As a hallmark of his strategic vision, LeBlanc devised the 20/30 Plan, which sought to decrease the undergraduate population by 20 percent while increasing the proportion of STEM majors to 30 percent. The plan had been a major source of rising tensions during LeBlanc’s tenure. It was ultimately put on hold once the pandemic hit and eventually declared likely “obsolete” based on shifting assumptions.
As classes moved online, officials pivoted to stabilizing GW’s rapidly falling enrollment levels by admitting multiple rounds of students from the waitlist and tripling the transfer student acceptance rate.
But as the financial outlook worsened, driven by the enrollment drop and a loss in housing and auxiliary revenues, LeBlanc faced a looming crisis – solving a $180 million annual budget gap.
Officials ultimately laid off hundreds of staff and temporarily suspended most hirings, capital projects, employee travel and other one-time expenses to bridge the gap, which further inflamed tensions. They vowed to cut costs rather than using the University’s endowment, citing their fiduciary duty to preserve GW’s long-term financial health.

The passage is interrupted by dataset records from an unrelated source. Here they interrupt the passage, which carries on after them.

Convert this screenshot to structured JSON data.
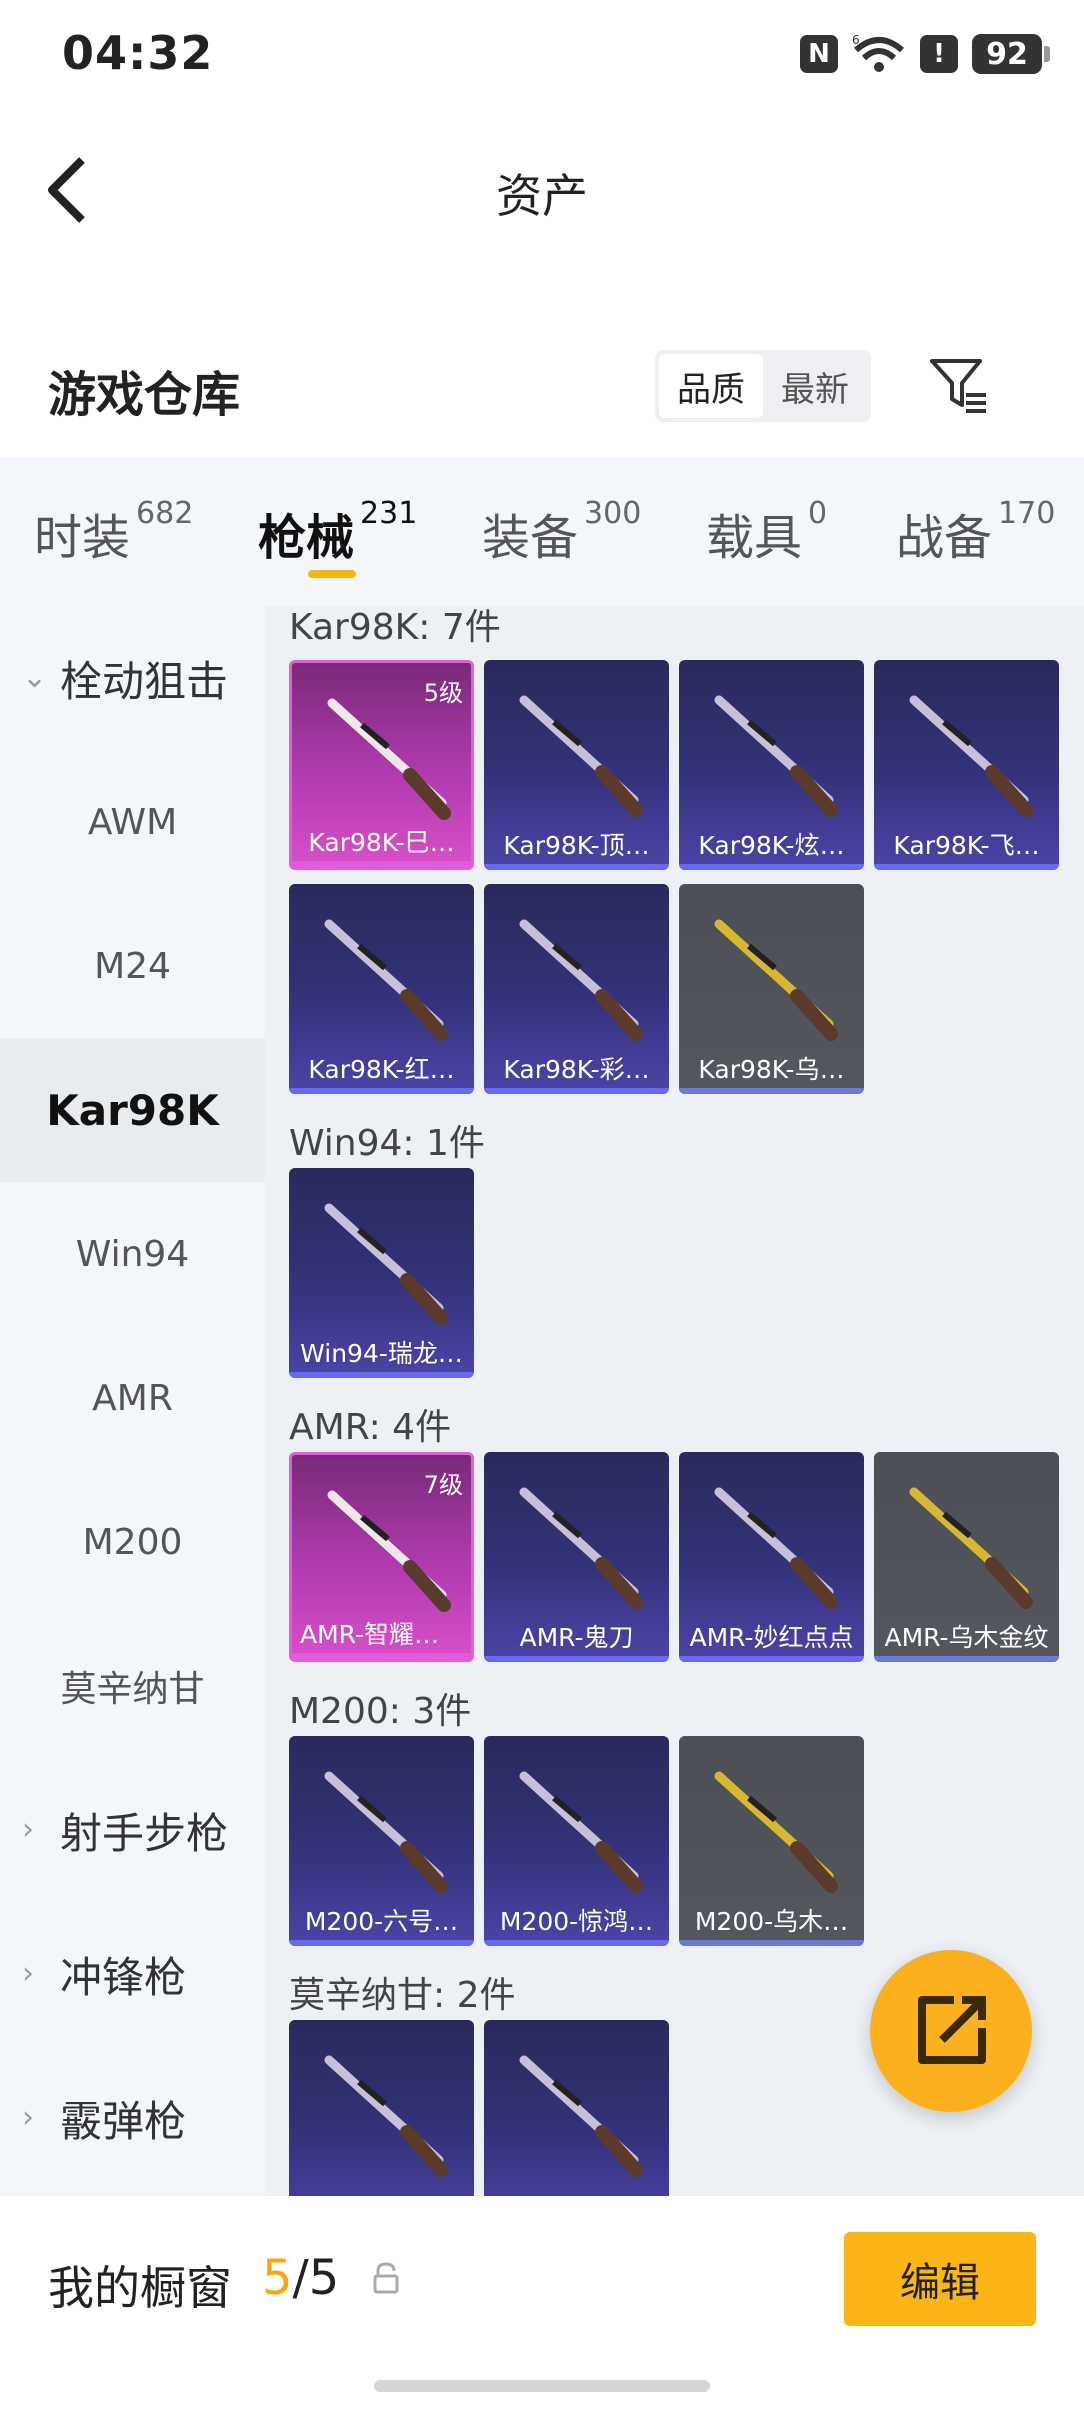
{
  "status_bar": {
    "time": "04:32",
    "battery": "92",
    "signal_label": "6"
  },
  "header": {
    "title": "资产"
  },
  "section": {
    "title": "游戏仓库",
    "sort_options": [
      "品质",
      "最新"
    ],
    "active_sort": "品质"
  },
  "tabs": [
    {
      "label": "时装",
      "count": "682"
    },
    {
      "label": "枪械",
      "count": "231"
    },
    {
      "label": "装备",
      "count": "300"
    },
    {
      "label": "载具",
      "count": "0"
    },
    {
      "label": "战备",
      "count": "170"
    }
  ],
  "active_tab": "枪械",
  "sidebar": {
    "items": [
      {
        "label": "栓动狙击",
        "type": "category",
        "expanded": true
      },
      {
        "label": "AWM",
        "type": "sub"
      },
      {
        "label": "M24",
        "type": "sub"
      },
      {
        "label": "Kar98K",
        "type": "sub",
        "selected": true
      },
      {
        "label": "Win94",
        "type": "sub"
      },
      {
        "label": "AMR",
        "type": "sub"
      },
      {
        "label": "M200",
        "type": "sub"
      },
      {
        "label": "莫辛纳甘",
        "type": "sub"
      },
      {
        "label": "射手步枪",
        "type": "category",
        "expanded": false
      },
      {
        "label": "冲锋枪",
        "type": "category",
        "expanded": false
      },
      {
        "label": "霰弹枪",
        "type": "category",
        "expanded": false
      }
    ]
  },
  "groups": [
    {
      "title": "Kar98K: 7件",
      "items": [
        {
          "name": "Kar98K-巳…",
          "tier": "pink",
          "level": "5级"
        },
        {
          "name": "Kar98K-顶…",
          "tier": "purple"
        },
        {
          "name": "Kar98K-炫…",
          "tier": "purple"
        },
        {
          "name": "Kar98K-飞…",
          "tier": "purple"
        },
        {
          "name": "Kar98K-红…",
          "tier": "purple"
        },
        {
          "name": "Kar98K-彩…",
          "tier": "purple"
        },
        {
          "name": "Kar98K-乌…",
          "tier": "gray"
        }
      ]
    },
    {
      "title": "Win94: 1件",
      "items": [
        {
          "name": "Win94-瑞龙…",
          "tier": "purple"
        }
      ]
    },
    {
      "title": "AMR: 4件",
      "items": [
        {
          "name": "AMR-智耀战神",
          "tier": "pink",
          "level": "7级"
        },
        {
          "name": "AMR-鬼刀",
          "tier": "purple"
        },
        {
          "name": "AMR-妙红点点",
          "tier": "purple"
        },
        {
          "name": "AMR-乌木金纹",
          "tier": "gray"
        }
      ]
    },
    {
      "title": "M200: 3件",
      "items": [
        {
          "name": "M200-六号…",
          "tier": "purple"
        },
        {
          "name": "M200-惊鸿…",
          "tier": "purple"
        },
        {
          "name": "M200-乌木…",
          "tier": "gray"
        }
      ]
    },
    {
      "title": "莫辛纳甘: 2件",
      "items": [
        {
          "name": "",
          "tier": "purple"
        },
        {
          "name": "",
          "tier": "purple"
        }
      ]
    }
  ],
  "bottom_bar": {
    "label": "我的橱窗",
    "current": "5",
    "separator": "/",
    "total": "5",
    "edit_label": "编辑"
  },
  "colors": {
    "accent": "#fbb615",
    "pink_tier": "#d94fc9",
    "purple_tier": "#4c44a8",
    "gray_tier": "#55575f"
  },
  "icons": {
    "back": "chevron-left-icon",
    "filter": "filter-icon",
    "fab": "share-external-icon",
    "lock": "lock-icon"
  }
}
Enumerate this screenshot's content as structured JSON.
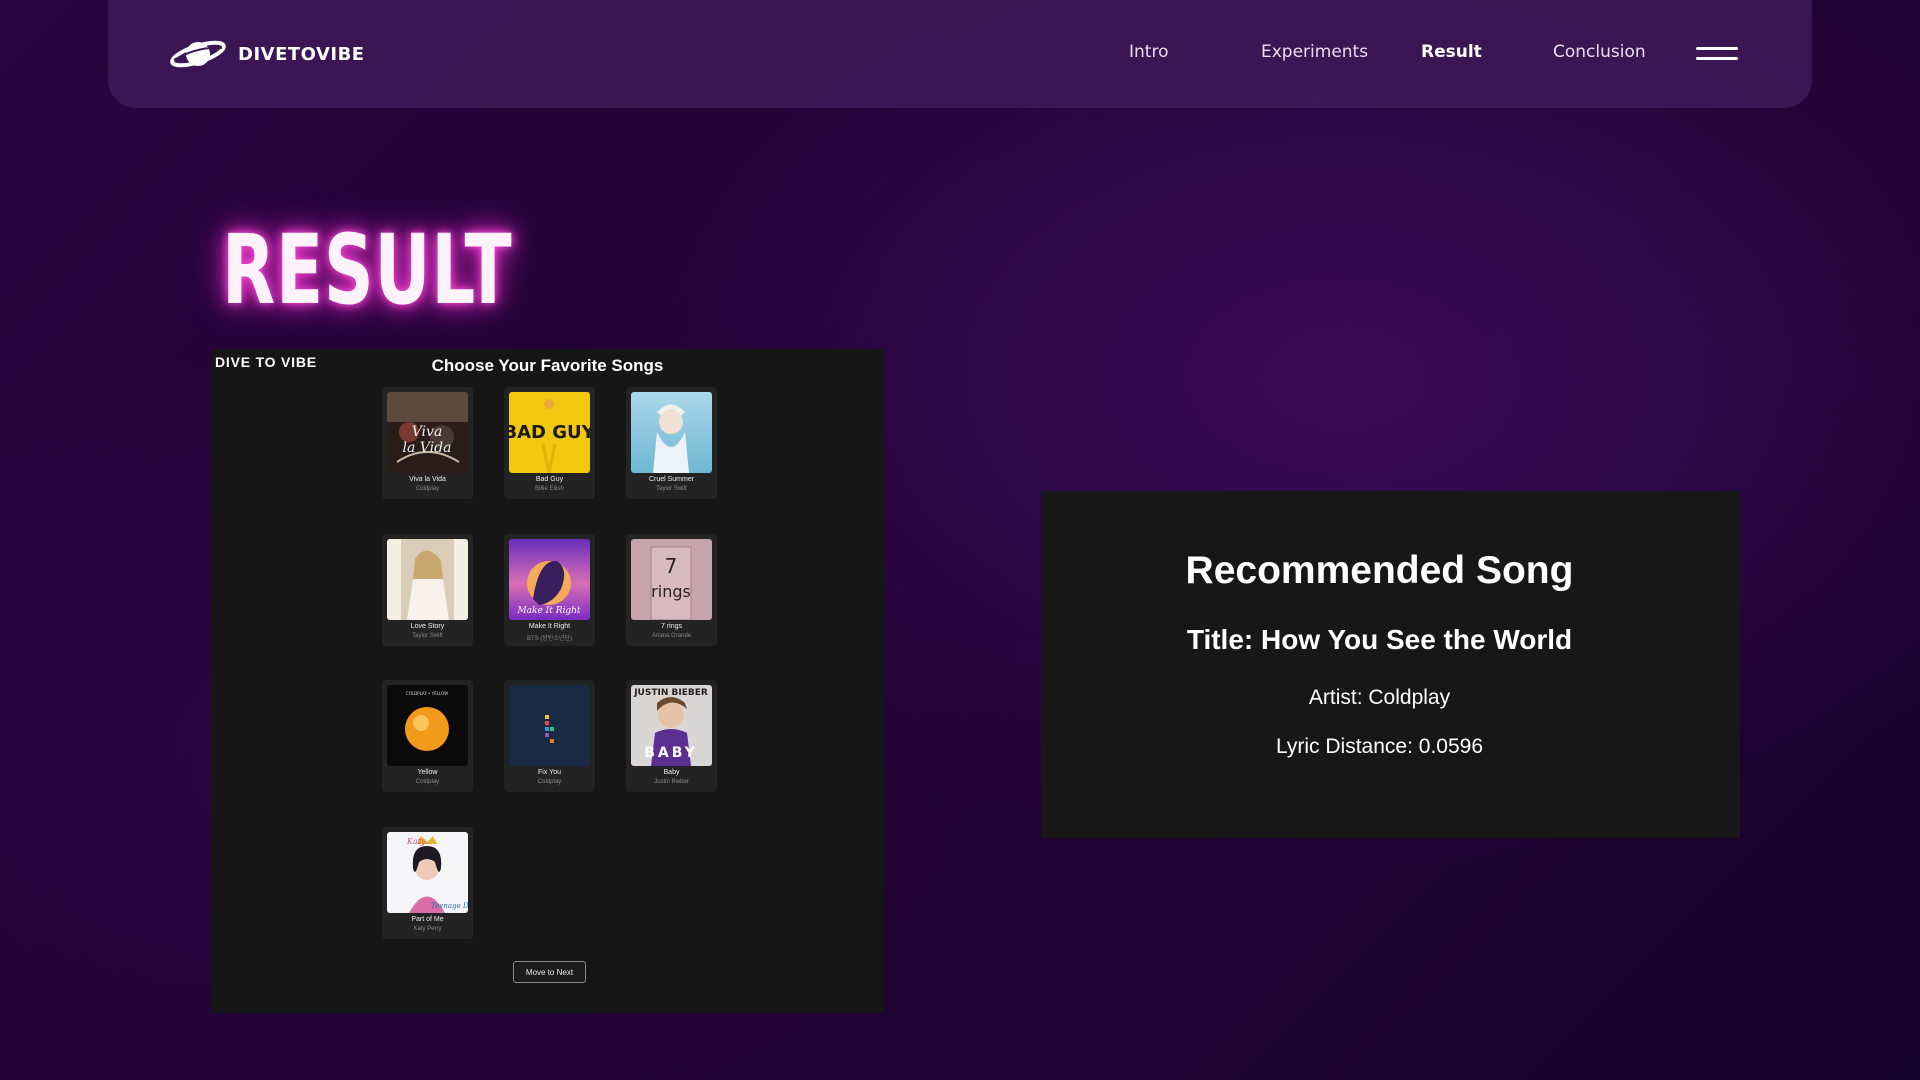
{
  "nav": {
    "brand": "DIVETOVIBE",
    "links": [
      "Intro",
      "Experiments",
      "Result",
      "Conclusion"
    ],
    "active": "Result"
  },
  "page": {
    "title": "RESULT"
  },
  "app": {
    "logo": "DIVE TO VIBE",
    "heading": "Choose Your Favorite Songs",
    "songs": [
      {
        "title": "Viva la Vida",
        "artist": "Coldplay",
        "art": "viva"
      },
      {
        "title": "Bad Guy",
        "artist": "Billie Eilish",
        "art": "badguy"
      },
      {
        "title": "Cruel Summer",
        "artist": "Taylor Swift",
        "art": "cruel"
      },
      {
        "title": "Love Story",
        "artist": "Taylor Swift",
        "art": "lovestory"
      },
      {
        "title": "Make It Right",
        "artist": "BTS (방탄소년단)",
        "art": "makeitright"
      },
      {
        "title": "7 rings",
        "artist": "Ariana Grande",
        "art": "sevenrings"
      },
      {
        "title": "Yellow",
        "artist": "Coldplay",
        "art": "yellow"
      },
      {
        "title": "Fix You",
        "artist": "Coldplay",
        "art": "fixyou"
      },
      {
        "title": "Baby",
        "artist": "Justin Bieber",
        "art": "baby"
      },
      {
        "title": "Part of Me",
        "artist": "Katy Perry",
        "art": "partofme"
      }
    ],
    "next_button": "Move to Next"
  },
  "recommendation": {
    "heading": "Recommended Song",
    "title": "Title: How You See the World",
    "artist": "Artist: Coldplay",
    "distance": "Lyric Distance: 0.0596"
  },
  "colors": {
    "accent_glow": "#ff4fd8",
    "nav_bg": "#421c5c",
    "panel_bg": "#161616"
  }
}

By the fall, hundreds of members of the GW community had called for LeBlanc’s resignation, citing officials’ financial mitigation strategy, the 20/30 Plan, the Disney Institute partnership and other controversies – like LeBlanc’s hiring of Heather Swain – as some faculty considered censuring him or taking a no-confidence vote.
LeBlanc has repeatedly said in interviews and public meetings that he uses the sequential service priorities created as part of the initiative – safety, care and efficiency – to guide his leadership during the COVID-19 pandemic.
“I am proud that we put health and safety as our highest priority, even though that created some financial challenges and forced some difficult decisions,” he said in the email. “I am also extremely proud of how our community supported our students and helped them to continue learning as their world was turned upside down.”